How to Start Retirement Planning

Not a lot of people think of their future as early as they should. Your retirement, however, should be something you have thought of the moment that you started working, maybe even earlier. According to the Australian Bureau of Statistics, most Australians retire at the age of 63 years old. Most of these people retire not because of their own personal choice but because they have either reached the age of retirement or the age of eligibility for superannuation.

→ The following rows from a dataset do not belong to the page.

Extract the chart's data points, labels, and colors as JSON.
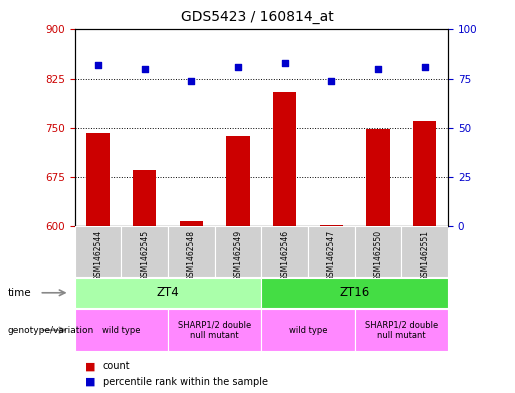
{
  "title": "GDS5423 / 160814_at",
  "samples": [
    "GSM1462544",
    "GSM1462545",
    "GSM1462548",
    "GSM1462549",
    "GSM1462546",
    "GSM1462547",
    "GSM1462550",
    "GSM1462551"
  ],
  "counts": [
    742,
    685,
    607,
    737,
    805,
    602,
    748,
    760
  ],
  "percentiles": [
    82,
    80,
    74,
    81,
    83,
    74,
    80,
    81
  ],
  "ylim_left": [
    600,
    900
  ],
  "ylim_right": [
    0,
    100
  ],
  "yticks_left": [
    600,
    675,
    750,
    825,
    900
  ],
  "yticks_right": [
    0,
    25,
    50,
    75,
    100
  ],
  "bar_color": "#cc0000",
  "dot_color": "#0000cc",
  "bar_bottom": 600,
  "time_groups": [
    {
      "label": "ZT4",
      "start": 0,
      "end": 4,
      "color": "#aaffaa"
    },
    {
      "label": "ZT16",
      "start": 4,
      "end": 8,
      "color": "#44dd44"
    }
  ],
  "genotype_groups": [
    {
      "label": "wild type",
      "start": 0,
      "end": 2,
      "color": "#ff88ff"
    },
    {
      "label": "SHARP1/2 double\nnull mutant",
      "start": 2,
      "end": 4,
      "color": "#ff88ff"
    },
    {
      "label": "wild type",
      "start": 4,
      "end": 6,
      "color": "#ff88ff"
    },
    {
      "label": "SHARP1/2 double\nnull mutant",
      "start": 6,
      "end": 8,
      "color": "#ff88ff"
    }
  ],
  "legend_count_color": "#cc0000",
  "legend_dot_color": "#0000cc",
  "sample_bg": "#d0d0d0",
  "plot_bg": "#ffffff",
  "fig_bg": "#ffffff"
}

That sounds great for a lot of people, but wouldn’t you want to prepare for your retirement? Don’t you want to decide on your own when you want to retire?

Retirement Income

Before we can look into how you can start retirement planning, you must first understand where your sources of income would from when you retire. If you have absolutely no intention to work, there are at least three sources of retirement income available to you by the time you reach the age of 65:

  • Superannuation

Superannuation refers to money set aside or contributed by your employer to a super fund while you’re working, for you to receive upon retirement. The basis of this contribution is your ordinary time earnings. From 1 July 2014, employers should put in 9.5% of your ordinary time earnings into your super. There are a variety of funds for your super, and you have the right to decide which fund you’d want it to be in. You can even contribute to your own super if you’d like.

  • Age pension

Depending on your assets and other sources of income, you may primarily receive an age pension. Age pension is an allowance you receive from the government upon retirement. People who have been a resident of Australia for ten years are those qualified for an age pension.

  • Other Investments

Other investments can vary from income-earning assets, managed funds, income bearing accounts, time deposits, and insurance. It will depend on how you diversify your assets.

Retirement Planning

Planning for the future is hard, especially if you are still struggling with finances. However, there are a few things you can do to prepare you for the future or help you see what you can expect:

  1. Assess your financial standing. Look into all the money you have as well as assets. See when you can apply for your age pension and if at your current standing you are eligible for superannuation. From then, you can have a projection of how much, more or less, you can earn. You can also use government sites that calculate your super and pension age.
  2. Make a financial plan. In your life, you will certainly not settle with just keeping your money in the bank. Of course, you will eventually have to spend it on trips or hobbies. Take them into account so that you can properly focus on a solid financial plan. Talking to a financial advisor may help in diversifying assets.
  3. Use your money wisely during retirement. Retirement money isn’t there for you to spend in one go. It’s about managing money that you’ve already worked hard on to enjoy more time with family, friends, hobbies, and adventures the best way you can. Money management is constant in our lives, and we are meant to maintain it even when we retire.
  4. Assess your life insurance policy

Asses your life insurance needs and coverage so that you or your family are not left with debt, should the worst happen. It is worth comparing your policy once a year or every two years to make sure your coverage and policy is the best suited for you.